Di kala saatku tiba, kukan tersenyum riang meninggalkanmu, meninggalkan semuanya
karena aku telah berbuat yang aku bisa
SAMPAI JUMPA ANAK-ANAKKU, SAMPAI BERTEMU SAUDARA-SAUDARAKU. AMIIIN

~Bandung-Yogyakarta End of August 2012~
Rina Anggraeni Safia-Gandhi Eko Julianto-Retno Widaningroem

Persembahan untuk Bunda Retno



Pagi tanpa matahari…. Mendung merangkul cahaya
Ketakutan menyeringai di balik jendela
Kekuatan kakiku membeku
Menyulam keputusasaan penuh hasrat
Tak ada manusia,,,
Aku memakai selendang berlumur mimpi
Mimpi tentang tarian di tengah alam
Luas tanpa jeda,,,,,
Tapi aku menggigil,,menelan hujan di balik kaca transparan
Tiba-tiba aku mencintai ruang pengap ini
Entah aku ingin atau tidak ingin
            Kemudian manusia itu berputar di antara petir
            Melenggok indah di bawah hujan
            Menari tanpa selendang,,,menari tanpa sepatu
            Tarian bebas tak ada batas
            Aku mengernyip di balik labirin
            Aku tak ingin mencintai ruang pengap ini lagi
            Engkau menarikku,,,
Kunikmati wajah renta tanpa lelah
“jangan menunggu hujan berhenti, belajarlah menari di tengah badai”
Mendung tetap bergelayut manja pada siang
Angin menderu,,menyambar molekul air
Aku tersungkur tanpa alas,,,
Khusyu, menerjemahkan tabrakan hujan pada epidermis
Letih,,,dingin,,,sakau pada kehangatan
Engkau tetap berputar,,,melentikkan jari,,,
menari tanpa henti
Senyum tak pernah usai,,,rapalan doa tak kunjung selesai,,, engkau menuntun kakiku
Memboikot takut,,,menawan cemas,,,
“Jangan pernah lari,,jangan pernah menghindari hujan,,karena hujan akan segera reda”
Kemudian kita Melenggok indah di bawah hujan
Menari tanpa selendang,,,menari tanpa sepatu
Tarian bebas tak ada batas
                        Malam  melepas petang,,
                        Menanggalkan mendung,,menyayat gerimis
                        Gelap dirayapi bulan,,
                        Langit menggendong ribuan bintang,,                        
“akhirnya tarian kita berada di tengah cahaya kan?”                        
sabda lembut yang mulai menua,,                        
“terima kasih,bunda”
                        Kemudian kita Melenggok indah di antara temaram cahaya
Menari tanpa selendang,,,menari tanpa sepatu
Tarian bebas tak ada batas

~Jogja,,,ketika perpisahan hanya sebatas memisahkan perjumpaan raga, bukan hati~
By: Rina Anggraeni Safia, 31 Agustus 2012

Kesempurnaan



Dan disinilah aku hidup, dalam sebuah planet yang rutin berotasi 23 jam 56 menit 4 detik dan rajin berevolusi 365¼ hari.
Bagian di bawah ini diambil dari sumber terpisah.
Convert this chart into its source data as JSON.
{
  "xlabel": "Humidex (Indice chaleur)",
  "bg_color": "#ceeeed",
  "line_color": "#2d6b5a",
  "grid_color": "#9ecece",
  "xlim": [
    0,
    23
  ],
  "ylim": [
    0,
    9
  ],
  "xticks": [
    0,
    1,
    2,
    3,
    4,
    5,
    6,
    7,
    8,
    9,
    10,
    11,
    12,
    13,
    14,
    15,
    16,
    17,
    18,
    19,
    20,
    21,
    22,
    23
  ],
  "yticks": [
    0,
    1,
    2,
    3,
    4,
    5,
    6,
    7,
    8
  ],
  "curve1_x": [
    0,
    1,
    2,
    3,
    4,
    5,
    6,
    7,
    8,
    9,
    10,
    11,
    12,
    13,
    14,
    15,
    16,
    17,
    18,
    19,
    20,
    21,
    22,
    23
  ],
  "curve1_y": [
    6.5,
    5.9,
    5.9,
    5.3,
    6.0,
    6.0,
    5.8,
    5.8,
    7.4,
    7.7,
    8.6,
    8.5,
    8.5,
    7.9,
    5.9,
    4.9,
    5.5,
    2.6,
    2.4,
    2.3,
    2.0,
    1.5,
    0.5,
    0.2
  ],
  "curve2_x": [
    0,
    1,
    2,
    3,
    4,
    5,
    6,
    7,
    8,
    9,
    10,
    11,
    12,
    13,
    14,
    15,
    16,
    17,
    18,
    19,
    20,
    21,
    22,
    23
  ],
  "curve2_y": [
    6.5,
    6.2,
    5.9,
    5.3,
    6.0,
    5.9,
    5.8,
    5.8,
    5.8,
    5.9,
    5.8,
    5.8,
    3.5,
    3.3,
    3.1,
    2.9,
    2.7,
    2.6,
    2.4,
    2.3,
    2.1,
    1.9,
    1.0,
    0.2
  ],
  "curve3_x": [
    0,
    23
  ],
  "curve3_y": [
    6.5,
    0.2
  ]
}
Kemudian aku berpikir, bagaimana aku memupuk diri hingga kesempatanku bernafas telah berkurang 22 tahun?bagian otak kiriku reflek bekerja menghitung hari yang telah kuhabiskan dengan bernafas (365 1/4 X 22 = 8.035,5 hari). Barangkali aku beranjak dengan sedikit keegoisan kemudian memelihara keegoisan yang semakin subur, entah kapan aku menyadari bahwasannya egoku terlalu dominan?. Mungkin ketika aku paham bahwa hidup makin sulit, bukan bagiku tapi tentu saja bagi mereka, bagi kedua orang tuaku. Ketika aku paham bahwa mereka semakin amnesia terhadap egoisme diri, bagi mereka semua mimpi mereka terkubur dan melebur ke dalam mimpi anak-anak mereka. Barangkali keinginan mencium  Hajar Aswad ditelan dalam-dalam, dan dihidupkan dalam mimpi sepanjang malam. Suatu hari aku pernah bertanya pada ibu seusai shalat tahajud, "Apakah keinginan terbesar ibu?kelak akan kuwujudkan keinginan itu dengan sempurna". kemudian ibu memandangiku seraya mencium pipiku "jadilah orang yang sukses, bukan hanya untuk dirimu, untuk ibu, atau untuk bapak, tapi juga untuk orang-orang sekitarmu?jadilah apa yang kau inginkan nak, maka itulah keinginan terbesarku, itulah kesempurnaan bagi ibu". Padahal setiap bulan haji datang, ibu selalu berkaca-kaca memandang di layar televisi, terhipnotis dengan ka'bah, tapi ibu akan tetap mengumpulkan selembar demi selembar uang kartal untuk cita-citaku bukan untuk memenuhi keinginannya berangkat haji.  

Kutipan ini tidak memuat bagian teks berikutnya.